Learn by reverse-engineering
Over years of teaching, she noticed something important: when children only follow step-by-step instructions, they can finish a model — but often don't understand why it works.
So she put
the manual away.
A gearbox becomes
a beyblade launcher
Students first observe a finished machine. They play with it, test it, compete with it, and ask: “How does this work?” Then they build their own version.
They experiment with speed, strength, balance, and design — and no two builds look the same, because every child thinks differently.
Understand. Build. Improve.
Understand the mechanism
Start from a working machine and figure out why it moves the way it does.
Build your own solution
Put the manual away and design your own version of the idea.
Learn by thinking
Test it, break it, improve it — learning through trying, not just following.
Into VEX
As her son grew, he discovered VEX robotics competitions — and she followed his curiosity. She learned the robot, the game, the coding, the strategy.

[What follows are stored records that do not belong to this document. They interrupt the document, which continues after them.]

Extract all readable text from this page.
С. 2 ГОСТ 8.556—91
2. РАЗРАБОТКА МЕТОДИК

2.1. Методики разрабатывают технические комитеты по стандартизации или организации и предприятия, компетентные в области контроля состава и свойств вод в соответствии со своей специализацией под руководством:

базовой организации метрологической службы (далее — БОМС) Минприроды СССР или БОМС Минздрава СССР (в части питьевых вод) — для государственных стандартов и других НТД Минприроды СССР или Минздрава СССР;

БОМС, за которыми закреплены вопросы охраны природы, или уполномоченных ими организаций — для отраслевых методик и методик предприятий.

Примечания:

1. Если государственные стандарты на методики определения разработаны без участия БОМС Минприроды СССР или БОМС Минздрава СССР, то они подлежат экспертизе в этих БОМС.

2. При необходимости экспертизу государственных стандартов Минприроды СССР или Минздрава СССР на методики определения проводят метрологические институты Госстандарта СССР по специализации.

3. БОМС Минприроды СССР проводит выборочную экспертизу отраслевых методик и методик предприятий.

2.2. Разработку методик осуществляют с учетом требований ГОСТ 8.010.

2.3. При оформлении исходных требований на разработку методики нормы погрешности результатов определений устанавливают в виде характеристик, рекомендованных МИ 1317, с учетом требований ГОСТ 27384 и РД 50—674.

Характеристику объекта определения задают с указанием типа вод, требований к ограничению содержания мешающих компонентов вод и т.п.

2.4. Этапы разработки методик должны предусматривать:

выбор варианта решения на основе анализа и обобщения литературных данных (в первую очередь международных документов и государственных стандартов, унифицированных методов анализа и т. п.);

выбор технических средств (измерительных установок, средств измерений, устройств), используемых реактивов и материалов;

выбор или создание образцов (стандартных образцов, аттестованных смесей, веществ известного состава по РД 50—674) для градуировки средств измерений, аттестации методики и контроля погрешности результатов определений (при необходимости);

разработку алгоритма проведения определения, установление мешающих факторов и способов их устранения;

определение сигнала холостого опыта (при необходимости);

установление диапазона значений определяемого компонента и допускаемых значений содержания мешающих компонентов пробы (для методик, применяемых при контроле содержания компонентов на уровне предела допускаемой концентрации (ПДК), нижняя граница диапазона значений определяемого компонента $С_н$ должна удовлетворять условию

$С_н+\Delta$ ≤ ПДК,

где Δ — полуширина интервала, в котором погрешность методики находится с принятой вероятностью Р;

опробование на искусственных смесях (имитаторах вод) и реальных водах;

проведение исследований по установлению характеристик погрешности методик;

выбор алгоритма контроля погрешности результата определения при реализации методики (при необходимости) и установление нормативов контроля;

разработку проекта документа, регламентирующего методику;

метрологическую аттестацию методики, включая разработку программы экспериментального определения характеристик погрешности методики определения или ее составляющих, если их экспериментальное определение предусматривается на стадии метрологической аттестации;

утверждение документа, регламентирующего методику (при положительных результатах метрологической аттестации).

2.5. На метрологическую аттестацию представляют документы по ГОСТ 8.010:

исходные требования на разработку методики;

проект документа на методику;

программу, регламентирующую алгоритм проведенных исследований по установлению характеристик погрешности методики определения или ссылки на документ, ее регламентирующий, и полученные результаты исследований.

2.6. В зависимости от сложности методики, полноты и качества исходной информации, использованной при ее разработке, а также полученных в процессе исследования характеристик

Helping her own child grew into coaching his friends' team — and watching robotics turn kids into teammates, problem-solvers, and young leaders.
She spent two years taking coding and mechanical-design classes alongside her own kids. At competitions, parents kept asking the same question — “Can you teach my child too?” Eventually she left her research career to devote herself fully to robotics education.
Burning Gear
Robotics was
born.
More than competition
Trophies matter — but so does the quiet moment a child finally understands a mechanism, the confidence after many failed tries, the friendships around a robot table, and the courage to try again.
Off-season workshops
Space to tinker and explore beyond the competition calendar.
Community events
Bringing young builders and families together around robots.
Beginner classes
A gentle first step for any curious newcomer.
Sponsorships
Lowering the barrier so more kids can take part.
Robotics belongs to every child curious enough to ask “How does this work?” — and brave enough to build their own answer.